Il brano richiama le vicende dell’“autunno caldo” del 1969-70 e racconta la vita alienante di un operaio della FIAT a Torino, costretto ai ritmi massacranti della catena di montaggio “che curva a poco a poco la tua schiena” .
È il racconto dello sfruttamento padronale e della fatica quotidiana del lavoro in fabbrica.
Hai finito il tuo lavoro hai tolto trucioli dalla scocca è il tuo lavoro di catena che curva a poco a poco la tua schiena
Gaetano offre una lettura critica del cosiddetto “miracolo economico italiano” e dell’Italia industriale, che si scontra con la dura realtà del proletariato.
Lo fa con il suo tipico umorismo surreale, capace di mescolare ironia e denuncia sociale.
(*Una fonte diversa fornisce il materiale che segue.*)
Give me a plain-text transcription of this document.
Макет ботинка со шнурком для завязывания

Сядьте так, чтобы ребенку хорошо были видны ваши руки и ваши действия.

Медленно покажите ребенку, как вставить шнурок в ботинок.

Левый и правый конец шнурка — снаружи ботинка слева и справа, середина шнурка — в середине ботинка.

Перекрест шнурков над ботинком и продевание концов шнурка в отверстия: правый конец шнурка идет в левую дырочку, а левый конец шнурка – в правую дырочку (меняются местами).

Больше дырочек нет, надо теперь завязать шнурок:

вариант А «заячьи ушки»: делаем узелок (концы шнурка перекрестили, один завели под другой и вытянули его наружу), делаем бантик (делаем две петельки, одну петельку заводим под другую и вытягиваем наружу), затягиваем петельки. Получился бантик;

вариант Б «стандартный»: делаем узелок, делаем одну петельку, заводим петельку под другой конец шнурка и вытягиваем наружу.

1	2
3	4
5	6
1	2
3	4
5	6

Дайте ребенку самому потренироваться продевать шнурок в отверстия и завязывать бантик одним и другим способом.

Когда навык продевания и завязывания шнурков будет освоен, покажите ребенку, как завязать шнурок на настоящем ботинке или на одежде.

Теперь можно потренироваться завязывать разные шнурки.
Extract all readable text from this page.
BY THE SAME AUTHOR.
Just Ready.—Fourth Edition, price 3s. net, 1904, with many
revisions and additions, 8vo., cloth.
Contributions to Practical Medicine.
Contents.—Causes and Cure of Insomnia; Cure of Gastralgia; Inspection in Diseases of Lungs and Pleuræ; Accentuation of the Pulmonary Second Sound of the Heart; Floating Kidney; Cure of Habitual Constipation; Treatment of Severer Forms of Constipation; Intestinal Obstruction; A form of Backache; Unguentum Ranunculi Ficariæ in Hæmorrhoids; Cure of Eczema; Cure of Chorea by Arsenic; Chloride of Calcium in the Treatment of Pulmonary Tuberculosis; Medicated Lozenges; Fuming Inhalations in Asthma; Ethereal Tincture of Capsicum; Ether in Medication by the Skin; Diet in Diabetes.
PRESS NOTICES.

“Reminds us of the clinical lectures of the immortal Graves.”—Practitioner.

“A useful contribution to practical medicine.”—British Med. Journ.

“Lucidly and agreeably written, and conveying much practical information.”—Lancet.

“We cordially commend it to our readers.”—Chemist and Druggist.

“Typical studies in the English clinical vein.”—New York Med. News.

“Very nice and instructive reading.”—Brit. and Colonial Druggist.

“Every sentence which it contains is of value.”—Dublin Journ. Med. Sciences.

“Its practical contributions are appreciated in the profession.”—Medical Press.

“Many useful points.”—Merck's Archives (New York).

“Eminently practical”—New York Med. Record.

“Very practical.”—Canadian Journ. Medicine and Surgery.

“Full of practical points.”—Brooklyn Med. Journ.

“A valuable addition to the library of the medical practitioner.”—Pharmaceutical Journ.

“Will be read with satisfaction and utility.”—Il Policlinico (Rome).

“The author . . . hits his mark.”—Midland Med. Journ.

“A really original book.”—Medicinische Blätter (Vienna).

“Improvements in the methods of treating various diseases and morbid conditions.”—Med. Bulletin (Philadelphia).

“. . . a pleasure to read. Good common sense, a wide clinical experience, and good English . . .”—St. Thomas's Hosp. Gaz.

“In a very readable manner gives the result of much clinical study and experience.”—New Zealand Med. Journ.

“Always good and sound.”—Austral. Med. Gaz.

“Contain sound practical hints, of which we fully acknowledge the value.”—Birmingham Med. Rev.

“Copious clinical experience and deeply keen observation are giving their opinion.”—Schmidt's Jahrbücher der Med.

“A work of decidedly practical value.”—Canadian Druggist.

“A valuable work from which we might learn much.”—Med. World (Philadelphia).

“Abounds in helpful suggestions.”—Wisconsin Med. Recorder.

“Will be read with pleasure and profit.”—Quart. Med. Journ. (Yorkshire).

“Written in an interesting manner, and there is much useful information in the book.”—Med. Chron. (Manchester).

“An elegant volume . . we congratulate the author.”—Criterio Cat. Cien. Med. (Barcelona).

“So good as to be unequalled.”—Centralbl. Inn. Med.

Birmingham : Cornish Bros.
Nel brano emergono la routine, la ripetizione ossessiva, l’alienazione e le contraddizioni della vita di fabbrica, insieme all’unico desiderio di arrivare al weekend per trovare riposo e un minimo di svago.
Questa condizione conduce persino all’odio verso l’automobile prodotta con il proprio lavoro la Fiat 128 simbolo di una catena di montaggio dai ritmi insostenibili.
Intanto iniziano lentamente i primi cambiamenti nei consumi e nello stile di vita: un lavoro detestato, ma che consente almeno la gita fuori porta e, soprattutto, il possesso dell’automobile.
Eppure proprio quell’auto Fiat finisce completamente bruciata e distrutta, non si sa bene da chi, ma si può intuire nel contesto delle lotte sociali dell’epoca.
Forse un gesto simbolico per colpire un emblema della borghesia, in una metafora che rivela come, alla fine, siano sempre i più deboli a pagare il prezzo più alto nello scontro tra conflitti sindacali e oppressione capitalista.
Sei già pronto per partire spegni tutte le luci di casa metti il tuo abito migliore e pulito lasci al gatto la carne per tre giorni e insieme a una Torino abbandonata trovi la tua macchina bruciata
Il finale richiama per certi versi le riflessioni di Giorgio Gaber: una critica lucida anche verso alcuni aspetti della società e del pensiero di sinistra, ma sempre animata da una convinzione profonda e da un autentico sentimento proletario.
In definitiva, la certezza che quella nonostante tutto resti la parte giusta da difendere.